Divy, l’enfant de Sainte Nonne, fut également canonisé. Il est le saint patron du Pays de Galles (donc le type de personnage sur lequel on peut compter
dans l’au-delà si on prend ces termes au premier degré).
SAINT-DIVY est également le nom d’une commune du Finistère, dont le code INSEE est 29245.
S’il en était besoin à ce stade du jeu, l’idée de s’intéresser à ce nombre était suggérée par la présence du verbe « compter ».
Mais les choses ne peuvent être aussi simples puisqu’on nous demande de « choisir l’endroit ». Cela suggère que ce que nous avons est à l’envers.
Nous procédons donc de la même manière que pour passer de Deux Jumeaux à Saint-Jodard, en inversant le code INSEE.
54292 est le code INSEE de LAMATH.
Il s’agit d’une fausse piste, et les tentatives de décrypter le message final en utilisant LAMATH sont vouées à l’échec.
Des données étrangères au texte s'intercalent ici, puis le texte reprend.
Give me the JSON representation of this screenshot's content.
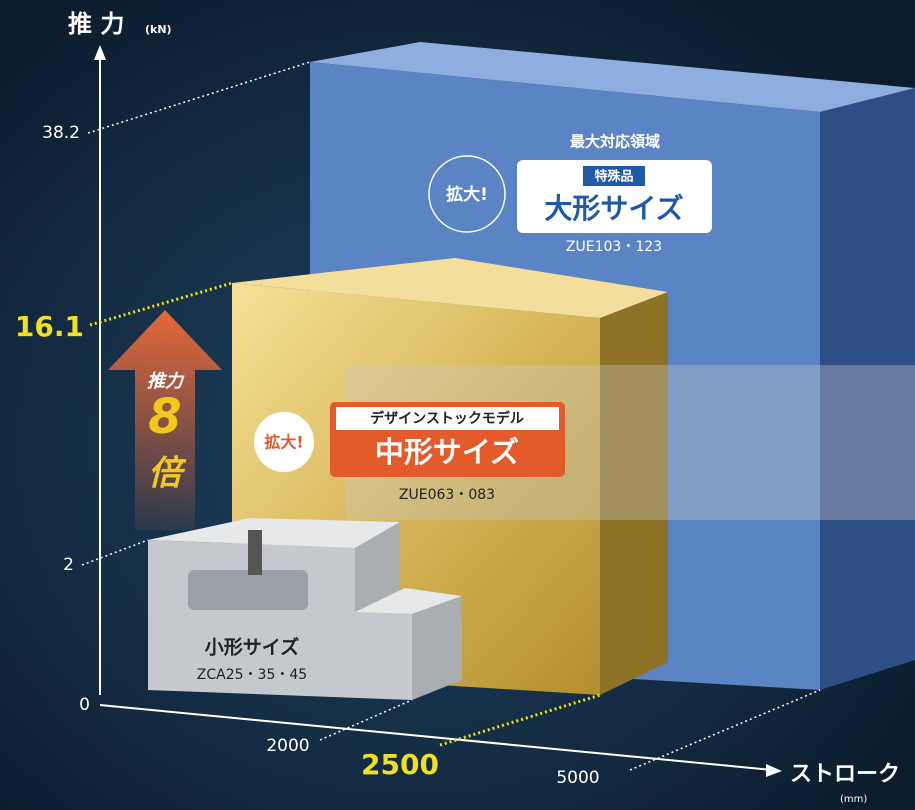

Il n’est d’ailleurs pas normal que nous n’ayons pas eu à « choisir » entre plusieurs possibilités pour obtenir LAMATH.
Mais un élément important reste inutilisé : la lettre D figurant en haut de la tombe. Dans un premier temps, le chercheur peut être tenté de le négliger,
en y voyant l’initiale de Divy, ou de Dirinon. Le récit introductif, lui, suggère qu’il s’agit de l’initiale de Dampierre, nom de famille du personnage
supposé enterré. Cette abondance d’explications inutiles, aussi peu convaincantes les unes que les autres, attire l’attention sur ce détail essentiel.
En fait, ce D renvoie à l’Allemagne, et permet ainsi de donner un sens plus fort à « dans l’au-delà » : au-delà des frontières.
54292 est le code postal de 4 villes allemandes. Nous avons donc bien à « choisir » :
D-54292 RUWER, D-54292 EITELSBACH, D-54292 KURENZ, D-54292 TRIER
Il est facile de « choisir », car TRIER (nom allemand de la ville de Trêves) est en français un verbe synonyme de… choisir !
XRQAM ESBQF CIPRR ARBCV APFQL UQPRA UTQA
En l’absence d’indication sur le mode de codage, il faut essayer différents systèmes avec la clé « TRIER ».
Le décryptage est obtenu grâce au système britannique « Playfair », reposant, comme le chiffre de Collon, sur une grille 5 x 5.

VISE L’ANGLE DROIT ET CROISE L’HYPOTENUSE
L’angle droit est celui de l’équerre trouvée dans l’énigme 3. Pour viser l’angle droit en coupant l’hypoténuse,
il faut partir de notre nouveau point, TRIER, qui n’a pas servi à la construction de l’angle droit.
(Proche de la frontière, la ville de Trier/Trêves figure évidemment sur les cartes de France au millionième utilisées par les chasseurs.)
L’hypoténuse coupée est nécessairement la droite ETAMPES – SAVERNE.
Les droites se coupent à SAINT-DIZIER.

Pour valider, il fallait entrer les trois derniers mots décryptés : croiselhypotenuse.